Incredible Crossings: The History and Art of the Bridges, Tunnels and Ferries That Connect British Columbia
Review By Frank Leonard
May 16, 2023
BC Studies no. 217 Spring 2023 | p. 131-132
In his introduction to Incredible Crossings: The History and Art of the Bridges, Tunnels and Ferries That Connect British Columbia, Derek Hayes offers a revealing explanation of the book’s origin. After Covid had blocked a trip to Japan that was part of a project concerning high-speed railways, the author instead “decided to put my collection of artistic-type photos together with my work as a historian and voilà – a book covering both the history of bridges and images of them as art” (7).
What follows is a ramble across and beside some 280 bridges, approximately one-tenth of the province’s official tally, as well as a handful of tunnels.
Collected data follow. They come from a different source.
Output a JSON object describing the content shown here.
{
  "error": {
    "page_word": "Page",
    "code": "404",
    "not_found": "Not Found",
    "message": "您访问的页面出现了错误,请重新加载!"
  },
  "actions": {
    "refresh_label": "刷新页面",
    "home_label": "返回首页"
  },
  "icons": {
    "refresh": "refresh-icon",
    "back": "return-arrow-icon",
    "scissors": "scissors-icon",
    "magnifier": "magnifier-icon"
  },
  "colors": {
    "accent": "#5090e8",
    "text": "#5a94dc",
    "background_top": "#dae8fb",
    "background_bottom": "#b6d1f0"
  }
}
Since bridges within driving distance of the author’s base in White Rock offered more opportunity to take photos, the selection of structures treated in detail is skewed toward the lower mainland. For several spans Hayes creates a brief foundation of text on which he lays a substructure of historical maps and construction photos, buttressed with informative captions. He then mounts a superstructure of contemporary photos, frequently in colour, of elements of the bridge from pier to tower, including graffiti. This format can enhance an examination of the creation and replacement of several bridges at the same site, such as the Granville Street Bridge, where the current structure is the third (32-39), and adjacent spans built over time for different purposes, such as the New Westminster trio of rail, road, and skytrain bridges (74-87).
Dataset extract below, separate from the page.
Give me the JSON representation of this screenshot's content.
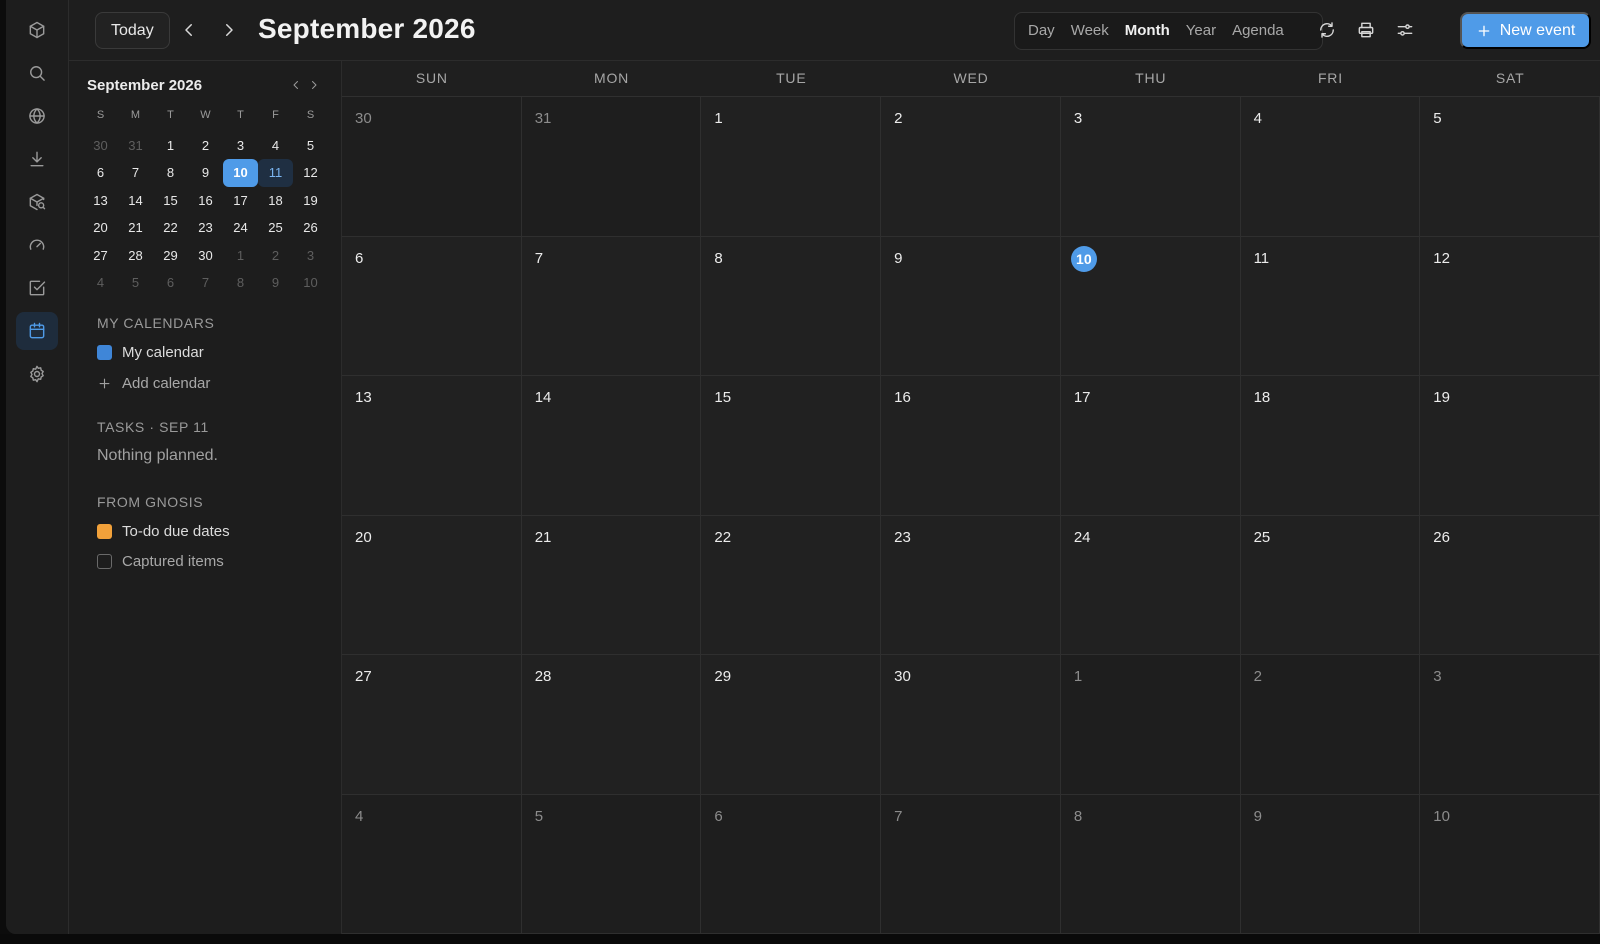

The episodic presentation creates some difficulties, however. The book lacks a schematic diagram near the outset that identifies bridge components and briefly explains how a structure balances the forces of compression and tension. Readers without an engineering background must resort to the internet, as the author recommends (8), to follow his use of technical terms. There is little sense of the evolution of bridge building in the province beyond the several changes in major construction material from timber to steel and prestressed concrete. Did the material changes lead to new bridge designs? A table that compares load capacity between selected bridges, such as the CPR timber railway bridges of the 1880s and the Grand Trunk Pacific steel railway bridges completed a generation later, or the first and second Port Mann bridges, completed in 1964 and 2012, respectively, would suggest a reason for both material and design changes.
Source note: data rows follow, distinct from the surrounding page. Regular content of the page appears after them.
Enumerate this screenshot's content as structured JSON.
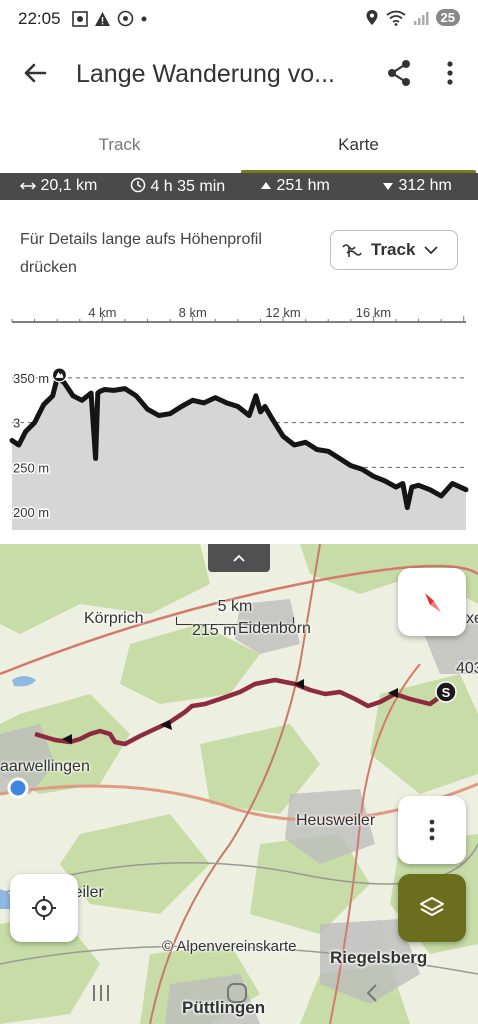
{
  "status_bar": {
    "time": "22:05",
    "battery": "25",
    "icons_left": [
      "screenshot-icon",
      "warning-icon",
      "whatsapp-icon",
      "dot-icon"
    ],
    "icons_right": [
      "location-icon",
      "wifi-icon",
      "signal-icon"
    ]
  },
  "app_bar": {
    "title": "Lange Wanderung vo...",
    "icons": [
      "back-arrow-icon",
      "share-icon",
      "more-vert-icon"
    ]
  },
  "tabs": [
    {
      "label": "Track",
      "active": false
    },
    {
      "label": "Karte",
      "active": true
    }
  ],
  "stats": {
    "distance": "20,1 km",
    "duration": "4 h 35 min",
    "ascent": "251 hm",
    "descent": "312 hm"
  },
  "profile": {
    "hint": "Für Details lange aufs Höhenprofil drücken",
    "track_select": "Track"
  },
  "chart_data": {
    "type": "area",
    "x_ticks": [
      "4 km",
      "8 km",
      "12 km",
      "16 km"
    ],
    "y_ticks": [
      "350 m",
      "3",
      "250 m",
      "200 m"
    ],
    "ylim": [
      180,
      370
    ],
    "xlim": [
      0,
      20.1
    ],
    "x": [
      0,
      0.3,
      0.6,
      1.0,
      1.4,
      1.8,
      2.0,
      2.3,
      2.7,
      3.1,
      3.5,
      3.7,
      3.8,
      3.9,
      4.1,
      4.5,
      5.0,
      5.5,
      6.0,
      6.5,
      7.0,
      7.5,
      8.0,
      8.5,
      9.0,
      9.5,
      10.0,
      10.5,
      10.8,
      11.0,
      11.2,
      11.5,
      12.0,
      12.5,
      13.0,
      13.5,
      14.0,
      14.5,
      15.0,
      15.5,
      16.0,
      16.5,
      17.0,
      17.3,
      17.5,
      17.7,
      18.0,
      18.5,
      19.0,
      19.5,
      20.1
    ],
    "values": [
      280,
      275,
      290,
      300,
      320,
      330,
      350,
      345,
      330,
      325,
      333,
      260,
      333,
      335,
      337,
      336,
      338,
      330,
      315,
      308,
      310,
      318,
      325,
      322,
      328,
      322,
      318,
      308,
      330,
      312,
      318,
      305,
      285,
      275,
      278,
      270,
      268,
      260,
      252,
      248,
      240,
      235,
      228,
      232,
      205,
      228,
      230,
      225,
      218,
      232,
      225
    ],
    "markers": [
      {
        "x": 2.1,
        "label": "summit-icon"
      }
    ]
  },
  "map": {
    "scale_top": "5 km",
    "scale_bottom": "215 m",
    "labels": {
      "korprich": "Körprich",
      "eidenborn": "Eidenborn",
      "saarwellingen": "aarwellingen",
      "heusweiler": "Heusweiler",
      "weiler": "weiler",
      "riegelsberg": "Riegelsberg",
      "puettlingen": "Püttlingen",
      "copyright": "© Alpenvereinskarte",
      "num403": "403",
      "edge_x": "xe"
    },
    "start_marker": "S",
    "colors": {
      "route": "#8e2a40",
      "map_green": "#c4dba3",
      "map_light": "#eef2e2",
      "accent_olive": "#6b6f1d"
    }
  }
}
Hayes devotes pages to inland ferries and some tunnels, presumably because they are also “crossings.” Since the author excluded coastal ferries on grounds of space (308), why include inland ferries? Four tunnels are discussed at some length, but only the Massey Tunnel offers the combination of historical photos and maps with a series of admittedly underwhelming contemporary images that Hayes uses to good effect in his treatment of several bridges (58-61). Perhaps most surprising in a book created by the author of many historical atlases is the absence of a key map that could locate each structure listed in the alphabetical Bridge Finder (312-13), were each item to be simply designated with a number.
With small blocks of text and large striking photographs, this work might be described as a coffee table book. It is more – a largely successful initial foray into a fascinating, complex topic.
Publication Information
Hayes, Derek. Incredible Crossings: The History and Art of the Bridges, Tunnels and Ferries That Connect British Columbia. Madeira Park, BC: Harbour Publishing, 2022. 320 pp. $46.95 hardcover.